Reason is simple: Asia–Pacific markets (China, Japan) open Sunday night U.S. time, their reaction is directly reflected in the US future. With this, you get a 12-hour advance clue about the global direction which is a priceless edge for many traders.
📈 What to Expect This Week
- If Tariff Truce Holds: Market recovery likely, sentiment bullish.
- If Shutdown Extends: Short-term volatility spike possible, but recovery expected.
- If VIX < 20: Bullish bias is sure to be maintained.
- Big Tech: Mildly range-bound before next earnings season.
The Overall tone is Mildly Bullish, as a factor like Tariff cooldown, Meta’s possible rebound, Microsoft’s momentum, and Netflix split all point towards a stabilizing market environment.
🧾 Final Takeaway: Volatility Is Opportunity
In the share market, you will get the real success not just by picking the stocks alone but it comes from understanding the market cycle and mastering the time precision.

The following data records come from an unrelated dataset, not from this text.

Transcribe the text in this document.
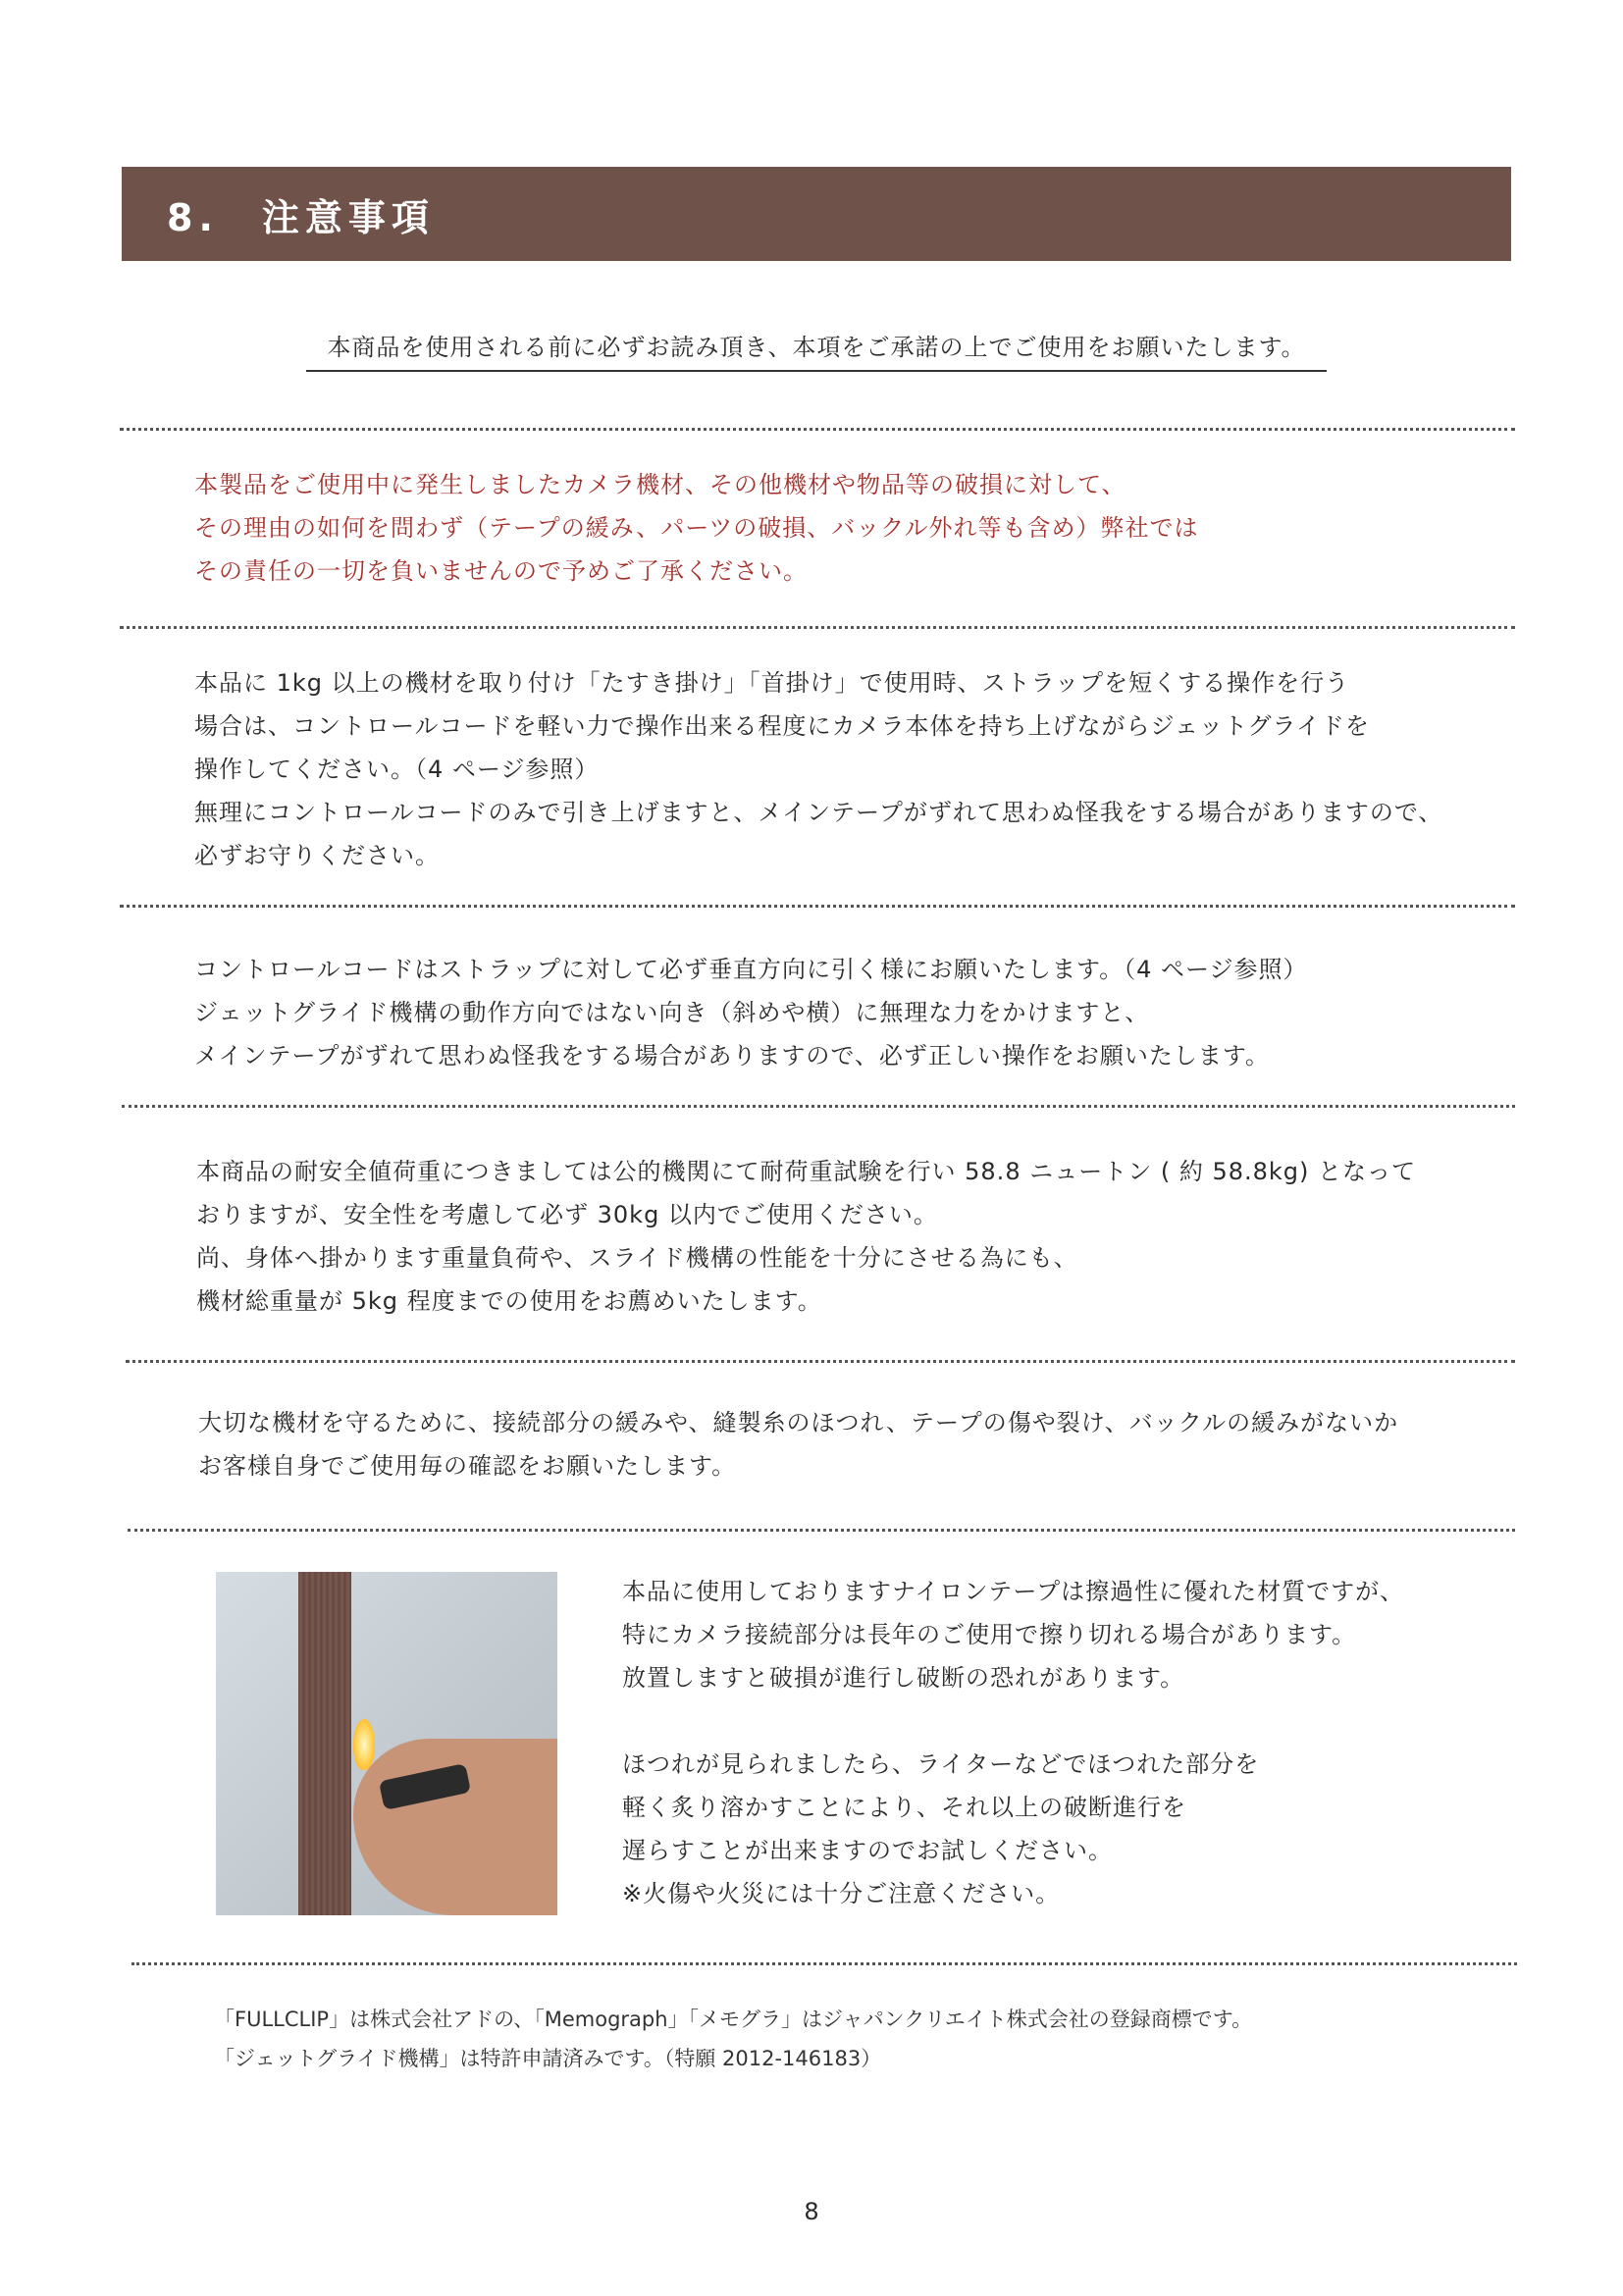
8.　注意事項
本商品を使用される前に必ずお読み頂き、本項をご承諾の上でご使用をお願いたします。

本製品をご使用中に発生しましたカメラ機材、その他機材や物品等の破損に対して、

その理由の如何を問わず（テープの緩み、パーツの破損、バックル外れ等も含め）弊社では

その責任の一切を負いませんので予めご了承ください。

本品に 1kg 以上の機材を取り付け「たすき掛け」「首掛け」で使用時、ストラップを短くする操作を行う

場合は、コントロールコードを軽い力で操作出来る程度にカメラ本体を持ち上げながらジェットグライドを

操作してください。（4 ページ参照）

無理にコントロールコードのみで引き上げますと、メインテープがずれて思わぬ怪我をする場合がありますので、

必ずお守りください。

コントロールコードはストラップに対して必ず垂直方向に引く様にお願いたします。（4 ページ参照）

ジェットグライド機構の動作方向ではない向き（斜めや横）に無理な力をかけますと、

メインテープがずれて思わぬ怪我をする場合がありますので、必ず正しい操作をお願いたします。

本商品の耐安全値荷重につきましては公的機関にて耐荷重試験を行い 58.8 ニュートン ( 約 58.8kg) となって

おりますが、安全性を考慮して必ず 30kg 以内でご使用ください。

尚、身体へ掛かります重量負荷や、スライド機構の性能を十分にさせる為にも、

機材総重量が 5kg 程度までの使用をお薦めいたします。

大切な機材を守るために、接続部分の緩みや、縫製糸のほつれ、テープの傷や裂け、バックルの緩みがないか

お客様自身でご使用毎の確認をお願いたします。

本品に使用しておりますナイロンテープは擦過性に優れた材質ですが、

特にカメラ接続部分は長年のご使用で擦り切れる場合があります。

放置しますと破損が進行し破断の恐れがあります。

ほつれが見られましたら、ライターなどでほつれた部分を

軽く炙り溶かすことにより、それ以上の破断進行を

遅らすことが出来ますのでお試しください。

※火傷や火災には十分ご注意ください。

「FULLCLIP」は株式会社アドの、「Memograph」「メモグラ」はジャパンクリエイト株式会社の登録商標です。

「ジェットグライド機構」は特許申請済みです。（特願 2012-146183）

8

Shutdown, tariff wars, and earnings shocks — these all are short-term events. Investor who understand the volatility doesn’t panic, they just accumulate.
Market always follows a predictable pattern which is Fear → Panic → Stability → Rally. And now we are entering that stability zone. So if you maintain the patience, planning and position sizing then by the end of 2025, this volatility become blessing for you.
📢 Disclaimer: This article is just educational and research purpose. There is a high risk involve in stock trading and options.